Shrinkage of mountain glaciers is shown only in the well-known case of Mount Kilimanjaro, but also in the disappearing glaciers in Uganda's Rwenzori mountains, which decreased by 50 per cent between 1987 and 2003. And to the well-known cases of the drying up of Lake Chad, and falling water levels in Lake Victoria, the atlas adds new cases of disappearing water bodies like the drying up of Lake Faguibine in Mali, as well as many examples of desertification, unsustainable large-scale irrigation and degraded coastal areas.
Put it all together and you have a picture that is hard to credit, so enormous is the destruction.
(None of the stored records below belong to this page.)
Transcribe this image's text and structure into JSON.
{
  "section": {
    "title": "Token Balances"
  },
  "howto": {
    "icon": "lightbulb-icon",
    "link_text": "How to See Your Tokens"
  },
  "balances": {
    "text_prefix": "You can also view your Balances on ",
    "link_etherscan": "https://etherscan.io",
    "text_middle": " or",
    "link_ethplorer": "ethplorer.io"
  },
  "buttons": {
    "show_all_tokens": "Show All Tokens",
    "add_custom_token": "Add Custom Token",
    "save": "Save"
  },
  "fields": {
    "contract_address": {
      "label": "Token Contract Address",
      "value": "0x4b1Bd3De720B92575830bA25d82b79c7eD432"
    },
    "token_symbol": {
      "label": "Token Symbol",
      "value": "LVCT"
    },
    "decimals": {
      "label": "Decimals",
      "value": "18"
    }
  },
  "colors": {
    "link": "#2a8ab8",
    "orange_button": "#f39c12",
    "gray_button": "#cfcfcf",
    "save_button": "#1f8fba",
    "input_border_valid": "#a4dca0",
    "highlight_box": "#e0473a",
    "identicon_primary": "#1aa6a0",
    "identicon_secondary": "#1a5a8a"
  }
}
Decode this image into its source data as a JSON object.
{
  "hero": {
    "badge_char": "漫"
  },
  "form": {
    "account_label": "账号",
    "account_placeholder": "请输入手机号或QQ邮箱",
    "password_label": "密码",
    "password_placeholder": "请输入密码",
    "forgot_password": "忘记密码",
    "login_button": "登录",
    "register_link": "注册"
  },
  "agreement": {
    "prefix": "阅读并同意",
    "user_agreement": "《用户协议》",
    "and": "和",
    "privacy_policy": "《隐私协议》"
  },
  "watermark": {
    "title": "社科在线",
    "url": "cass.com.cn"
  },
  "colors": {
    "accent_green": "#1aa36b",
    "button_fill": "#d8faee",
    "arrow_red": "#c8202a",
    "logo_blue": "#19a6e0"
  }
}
Statistically, the atlas finds that deforestation is a major concern in no fewer than 35 African countries, including the Democratic Republic of the Congo, Rwanda, Nigeria and Malawi, among others. Africa is losing more than four million hectares of forest every year - twice the world's average deforestation rate.
That problem is closely followed in significance by major loss of biodiversity [wildlife] which is occurring in 34 countries, such as Angola, Ethiopia, Gabon and Mali. Land degradation is similarly a major worry for 32 countries, including Cameroon, Eritrea and Ghana, with some areas across the continent said to be losing more than 50 metric tonnes of soil per hectare per year.
The atlas shows that erosion, as well as chemical and physical damage, have degraded about 65 per cent of the continent's farmlands. In addition, slash-and-burn agriculture is adding to the number of wildfires which are naturally caused by Africa's high prevalence of lightning.